Monday, 16 October 2023, 16:00:
Palladium-Catalyzed Carbon-Heteroatom Bond-Forming Reactions for the Functionalization of Molecules Big and Small
Stephen L. Buchwald
Department of Chemistry, Massachusetts Institute of Technology, Cambridge, MA USA
Stephen L. Buchwald is Professor of chemistry at the Massachusetts Institute of Technology (MIT). He received his Ph.D. in 1982 from Harvard University. His thesis work, with Jeremy R. Knowles, concerned the mechanism of phosphoryl transfer reactions in chemistry and biochemistry. He then was a Myron A. Bantrell postdoctoral fellow at Caltech with Professor Robert H. Grubbs where he studied titanocene methylenes as reagents in organic synthesis and the mechanism of Ziegler-Natta polymerization.

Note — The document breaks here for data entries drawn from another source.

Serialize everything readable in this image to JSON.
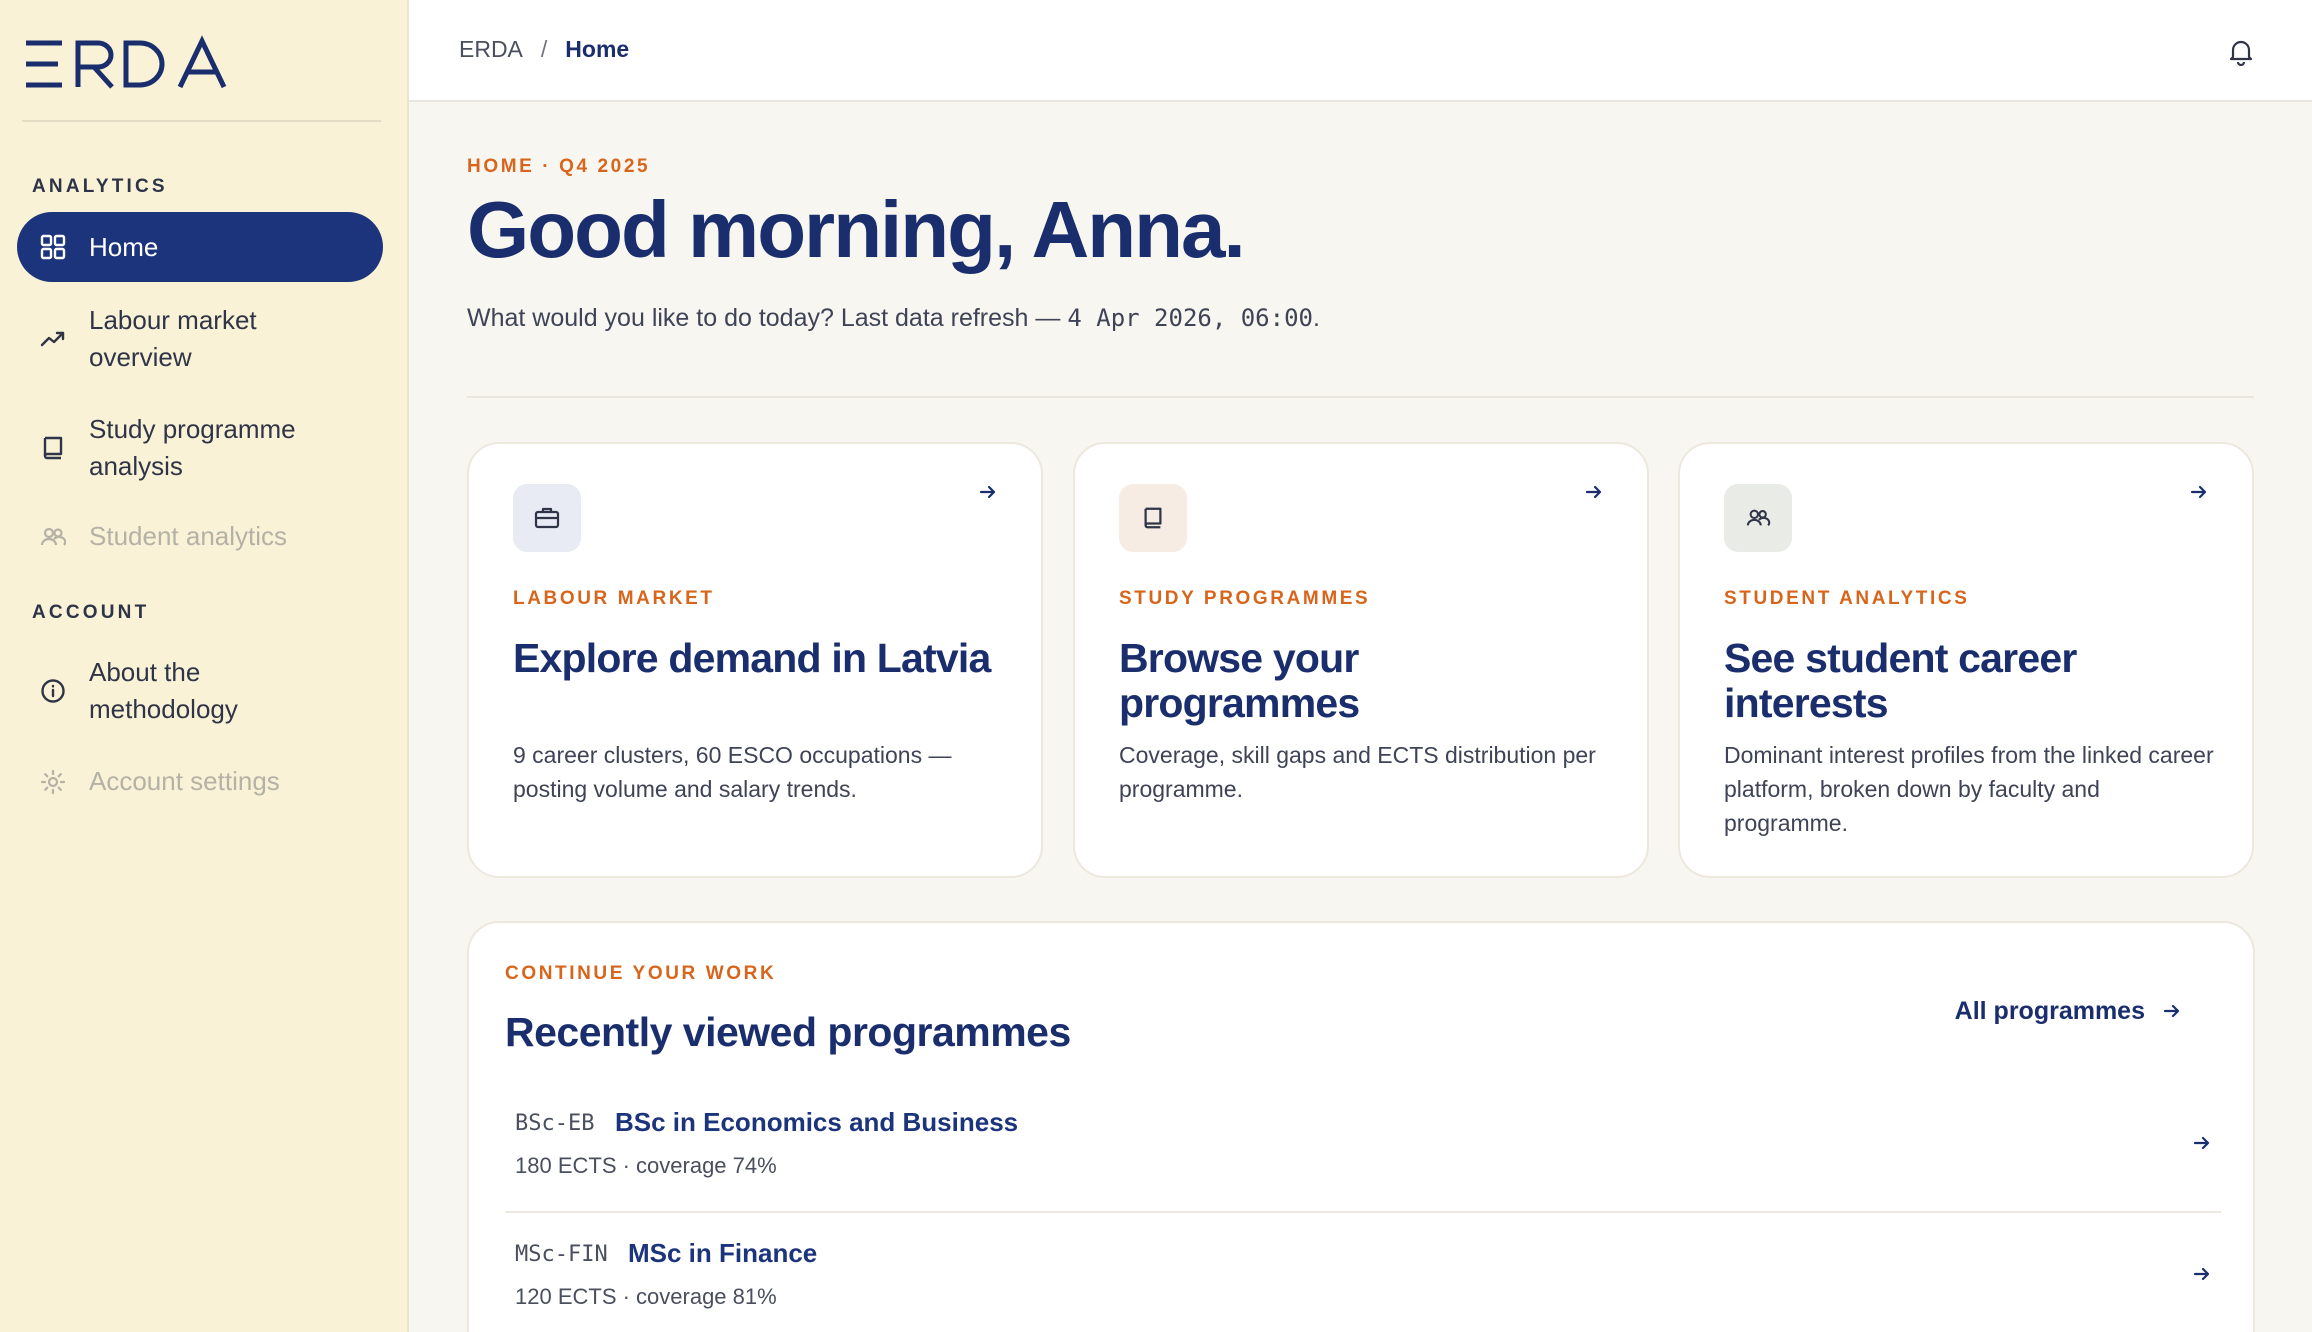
{
  "brand": {
    "logo_text": "ERDA",
    "navy": "#1a2e6e",
    "accent_orange": "#d8651c",
    "sidebar_bg": "#faf2d6"
  },
  "sidebar": {
    "sections": [
      {
        "label": "ANALYTICS"
      },
      {
        "label": "ACCOUNT"
      }
    ],
    "items": [
      {
        "label": "Home",
        "icon": "grid-icon",
        "state": "active"
      },
      {
        "label": "Labour market overview",
        "line1": "Labour market",
        "line2": "overview",
        "icon": "trend-up-icon",
        "state": "default"
      },
      {
        "label": "Study programme analysis",
        "line1": "Study programme",
        "line2": "analysis",
        "icon": "book-icon",
        "state": "default"
      },
      {
        "label": "Student analytics",
        "icon": "users-icon",
        "state": "disabled"
      },
      {
        "label": "About the methodology",
        "line1": "About the",
        "line2": "methodology",
        "icon": "info-icon",
        "state": "default"
      },
      {
        "label": "Account settings",
        "icon": "gear-icon",
        "state": "disabled"
      }
    ]
  },
  "topbar": {
    "breadcrumb": {
      "root": "ERDA",
      "separator": "/",
      "current": "Home"
    },
    "bell_icon": "bell-icon"
  },
  "hero": {
    "eyebrow": "HOME · Q4 2025",
    "greeting": "Good morning, Anna.",
    "subline_prefix": "What would you like to do today? Last data refresh — ",
    "refresh_timestamp": "4 Apr 2026, 06:00",
    "subline_suffix": "."
  },
  "cards": [
    {
      "icon": "briefcase-icon",
      "icon_bg": "#e8ebf3",
      "eyebrow": "LABOUR MARKET",
      "title": "Explore demand in Latvia",
      "description": "9 career clusters, 60 ESCO occupations — posting volume and salary trends."
    },
    {
      "icon": "book-icon",
      "icon_bg": "#f6ece4",
      "eyebrow": "STUDY PROGRAMMES",
      "title": "Browse your programmes",
      "description": "Coverage, skill gaps and ECTS distribution per programme."
    },
    {
      "icon": "users-icon",
      "icon_bg": "#e9ece6",
      "eyebrow": "STUDENT ANALYTICS",
      "title": "See student career interests",
      "description": "Dominant interest profiles from the linked career platform, broken down by faculty and programme."
    }
  ],
  "recent": {
    "eyebrow": "CONTINUE YOUR WORK",
    "title": "Recently viewed programmes",
    "all_link": "All programmes",
    "programmes": [
      {
        "code": "BSc-EB",
        "name": "BSc in Economics and Business",
        "meta": "180 ECTS · coverage 74%"
      },
      {
        "code": "MSc-FIN",
        "name": "MSc in Finance",
        "meta": "120 ECTS · coverage 81%"
      }
    ]
  }
}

He was promoted to Professor in 1993 and was named the Camille Dreyfus Professor in 1997.
In July 2015, he became Associate Head of the Chemistry Department at MIT.
During his time at MIT, he has received numerous honors including the Harold Edgerton Faculty Achievement Award of MIT, an Arthur C. Cope Scholar Award, the 2000 Award in Organometallic Chemistry from the American Chemical Society and a MERIT award from the National Institutes of Health.
He is the coauthor of over 510 published or accepted papers and 52 issued patents. He serves as a consultant to a number of companies and is an associate editor of Advanced Synthesis and Catalysis.